Physical Address
304 North Cardinal St.
Dorchester Center, MA 02124
Four days before leaving office, US President Joe Biden issued a sweeping cybersecurity directive ordering improvements to the way the government monitors its networks, buys software, uses artificial intelligence and punishes foreign hackers.
The 40-page executive order released Thursday is the latest effort by the Biden White House to harness the security benefits of artificial intelligence, roll out digital identities for U.S. citizens and begin efforts to close loopholes that help China, Russia and other adversaries. many times to penetrate US government systems.
The order is “designed to strengthen America’s digital foundation and set the new administration and the country on a path to continued success,” Anne Neuberger, Biden’s deputy national security adviser for cyber and emerging technologies, told reporters on Wednesday.
Hanging over Biden’s directive is whether President-elect Donald Trump will pursue any of those initiatives after he is sworn in on Monday. None of the highly technical projects proposed in the order are favored, but Trump’s advisers may favor different approaches (or timetables) to solving the problems identified by the order.
Trump did not name any of his senior cyber officials, and Neuberger said the White House had not discussed the order with his transition staff, “but we’re very happy to have any discussions as soon as the incoming cyber team is named.” in this final transition period.”
The executive order is based on a series of mandates to protect government networks based on lessons learned from recent major incidents, namely security failures by federal contractors.
The order requires software vendors to provide evidence that they follow secure development practices debutant mandate in 2022 in response Biden’s first cyber executive order. The Cybersecurity and Infrastructure Security Agency will be tasked with double-checking these security certificates and working with vendors to resolve any issues. To put some teeth behind the requests, the White House’s Office of the National Cyber-Director is “encouraged to refer unverified certificates to the Attorney General” for potential investigation and prosecution.
The order gives the Commerce Department eight months to assess the most common cyber practices in the business community and issue guidance based on them. Soon these practices will be mandatory for companies that want to do business with the government. The directive also triggers innovations from the National Institute of Standards and Technology secure software development guide.

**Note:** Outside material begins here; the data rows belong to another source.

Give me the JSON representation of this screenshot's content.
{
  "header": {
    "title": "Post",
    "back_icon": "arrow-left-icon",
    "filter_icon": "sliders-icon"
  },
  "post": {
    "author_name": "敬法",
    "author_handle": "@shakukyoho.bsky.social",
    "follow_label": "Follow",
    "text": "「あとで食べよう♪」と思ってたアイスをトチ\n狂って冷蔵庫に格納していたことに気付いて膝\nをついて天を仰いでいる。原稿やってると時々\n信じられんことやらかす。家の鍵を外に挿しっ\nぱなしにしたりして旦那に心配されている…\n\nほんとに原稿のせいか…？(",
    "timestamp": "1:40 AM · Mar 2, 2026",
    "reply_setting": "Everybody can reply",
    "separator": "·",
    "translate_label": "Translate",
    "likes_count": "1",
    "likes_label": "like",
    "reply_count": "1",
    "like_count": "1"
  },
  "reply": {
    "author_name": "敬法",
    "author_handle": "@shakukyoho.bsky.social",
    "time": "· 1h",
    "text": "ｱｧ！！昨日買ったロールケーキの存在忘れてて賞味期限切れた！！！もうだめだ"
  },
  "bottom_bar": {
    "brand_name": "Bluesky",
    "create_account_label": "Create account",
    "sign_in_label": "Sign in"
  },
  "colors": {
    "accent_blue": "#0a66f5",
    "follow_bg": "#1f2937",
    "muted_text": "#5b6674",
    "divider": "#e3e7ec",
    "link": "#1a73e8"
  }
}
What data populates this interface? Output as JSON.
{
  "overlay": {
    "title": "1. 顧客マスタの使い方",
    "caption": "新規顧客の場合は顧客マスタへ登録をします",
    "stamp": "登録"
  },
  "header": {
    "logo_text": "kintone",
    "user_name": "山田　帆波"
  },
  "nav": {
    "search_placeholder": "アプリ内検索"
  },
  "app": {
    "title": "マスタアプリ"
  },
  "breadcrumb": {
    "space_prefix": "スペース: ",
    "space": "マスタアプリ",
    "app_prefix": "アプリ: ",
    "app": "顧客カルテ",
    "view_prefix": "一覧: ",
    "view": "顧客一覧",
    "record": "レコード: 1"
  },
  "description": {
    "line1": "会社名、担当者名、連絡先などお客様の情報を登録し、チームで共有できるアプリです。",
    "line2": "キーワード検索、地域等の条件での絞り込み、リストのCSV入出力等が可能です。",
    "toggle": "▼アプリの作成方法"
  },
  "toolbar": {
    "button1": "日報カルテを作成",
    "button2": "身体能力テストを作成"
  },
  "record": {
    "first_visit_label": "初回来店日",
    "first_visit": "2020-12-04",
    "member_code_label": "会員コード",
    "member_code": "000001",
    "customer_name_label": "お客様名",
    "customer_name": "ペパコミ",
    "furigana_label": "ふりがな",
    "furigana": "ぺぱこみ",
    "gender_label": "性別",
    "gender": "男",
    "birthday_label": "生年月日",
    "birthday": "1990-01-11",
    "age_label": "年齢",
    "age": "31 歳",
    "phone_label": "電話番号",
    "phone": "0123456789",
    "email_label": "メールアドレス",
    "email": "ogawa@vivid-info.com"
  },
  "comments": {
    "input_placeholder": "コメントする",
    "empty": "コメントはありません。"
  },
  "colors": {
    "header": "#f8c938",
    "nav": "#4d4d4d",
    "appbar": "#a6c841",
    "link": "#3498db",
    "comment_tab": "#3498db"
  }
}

Another part of the directive focuses on protecting the authentication keys of cloud platforms, whose compromise opened the door for China. Stealing government emails from Microsoft servers and recently Treasury Department Supply Chain Disruption. The Commerce and General Services Administration has 270 days to develop guidelines for basic protections, which must become requirements for cloud vendors within 60 days.
To protect federal agencies from attacks based on flaws in IoT gadgets, the order sets a January 4, 2027 deadline for agencies to purchase consumer IoT devices that carry only newly launched IoT devices. US Cyber Trust Mark label.